Closed chessai closed 6 years ago
Note that we are actually using Data.List.sum
, which is defined as foldl (+) 0
. It uses a lazy left-fold, but the strictness analyser should be able to determine in most cases that we are consuming the list strictly and avoid the need to build up thunks. However, I am really confused as to why we are faster for smaller lists and slower for larger ones. It might have to do with this strictness analysis kicking in?
Ah, I figured it out. I was in the right direction. Looking at the core for the 'sum' function I defined, it looks like this:
-- RHS size: {terms: 25, types: 24, coercions: 8, joins: 1/1}
sum1_r96e
sum1_r96e
= \ @ a_a4MN $dNum_a4MP eta_B1 ->
joinrec {
go_a6mW
go_a6mW ds_a6mX eta1_X40
= case ds_a6mX of {
[] -> eta1_X40;
: y_a6n2 ys_a6n3 ->
case eta1_X40 `cast` <Co:2> of nt_s6nQ { __DEFAULT ->
jump go_a6mW ys_a6n3 ((+ $dNum_a4MP nt_s6nQ y_a6n2) `cast` <Co:3>)
}
}; } in
jump go_a6mW
eta_B1 ((fromInteger $dNum_a4MP $fMonoidSum1) `cast` <Co:3>)
Specifically, the line where it says:
jump go_a6mW ys_a6n3 ((+ $dNum_a4MP nt_s6nQ y_a6n2) `cast` <Co:3>)
This is building up thunks; in other words, it's lazy in the accumulator. the definition of Data.List.sum
allows GHC to easily make strictness optimisations with the left-fold, so it has predictable performance. GHC is not able to perform the same strictness optimisations for our implementation with foldMap, perhaps because it cannot make the same guarantees (I don't know why.)

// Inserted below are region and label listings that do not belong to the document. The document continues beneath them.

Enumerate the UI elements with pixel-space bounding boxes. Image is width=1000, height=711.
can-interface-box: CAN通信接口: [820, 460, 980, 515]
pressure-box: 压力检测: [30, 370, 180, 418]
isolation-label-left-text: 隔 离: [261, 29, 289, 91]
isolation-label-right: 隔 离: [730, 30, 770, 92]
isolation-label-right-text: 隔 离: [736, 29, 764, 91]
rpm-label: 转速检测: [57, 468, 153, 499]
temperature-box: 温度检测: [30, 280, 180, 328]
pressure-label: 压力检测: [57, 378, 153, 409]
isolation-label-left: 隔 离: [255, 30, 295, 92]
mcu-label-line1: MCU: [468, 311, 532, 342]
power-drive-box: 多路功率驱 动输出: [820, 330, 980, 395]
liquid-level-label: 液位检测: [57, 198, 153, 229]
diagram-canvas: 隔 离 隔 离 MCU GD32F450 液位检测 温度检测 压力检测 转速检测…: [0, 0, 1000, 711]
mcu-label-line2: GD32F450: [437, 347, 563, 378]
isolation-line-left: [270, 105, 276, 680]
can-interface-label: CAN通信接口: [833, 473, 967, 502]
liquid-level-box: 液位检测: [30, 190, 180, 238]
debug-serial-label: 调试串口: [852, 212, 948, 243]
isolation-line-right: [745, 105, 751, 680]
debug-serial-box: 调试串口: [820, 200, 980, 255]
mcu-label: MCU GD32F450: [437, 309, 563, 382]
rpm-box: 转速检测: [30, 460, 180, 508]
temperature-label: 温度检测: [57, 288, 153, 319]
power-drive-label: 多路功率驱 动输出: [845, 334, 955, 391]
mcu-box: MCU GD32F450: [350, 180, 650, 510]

We can fix this with a strict definition of foldMap
, like so:
foldMap' :: (Foldable t, Monoid m) => (a -> m) -> t a -> m
{-# INLINE foldMap' #-}
foldMap' f = Foldable.foldl' (\acc x -> acc `mappend` f x) mempty
Also, i changed the definition of 'sum' to be polymorphic in 'Num', to match the behaviour of Foldable precisely. This really shouldn't make a difference, but it wasn't hard to do and is strictly correct.
Fixed the benchmarks. It seems that for lazy sums, we do better for smaller lists (the size cutoff seems to be between 10^3 - 10^4, consistently.)
For strict sums, we always perform better by a noticeable (but not overwhelmingly large) margin.
Note: Although we perform better in this respect, Data.List.sum might be more amenable to list fusion.
Thanks. I'm not worrying too much about the performance differences between ala Sum foldMap
and sum
– this seems to be mostly about foldMap
vs sum
, not so much about ala
.
But I do wonder if we should give so many examples with foldMap
– maybe we should use foldMap'
there and add a note regarding the performance implications.
It looks like we do better for sufficiently small lists. Somewhere between the size of 10^3 and 10^4 we start losing out.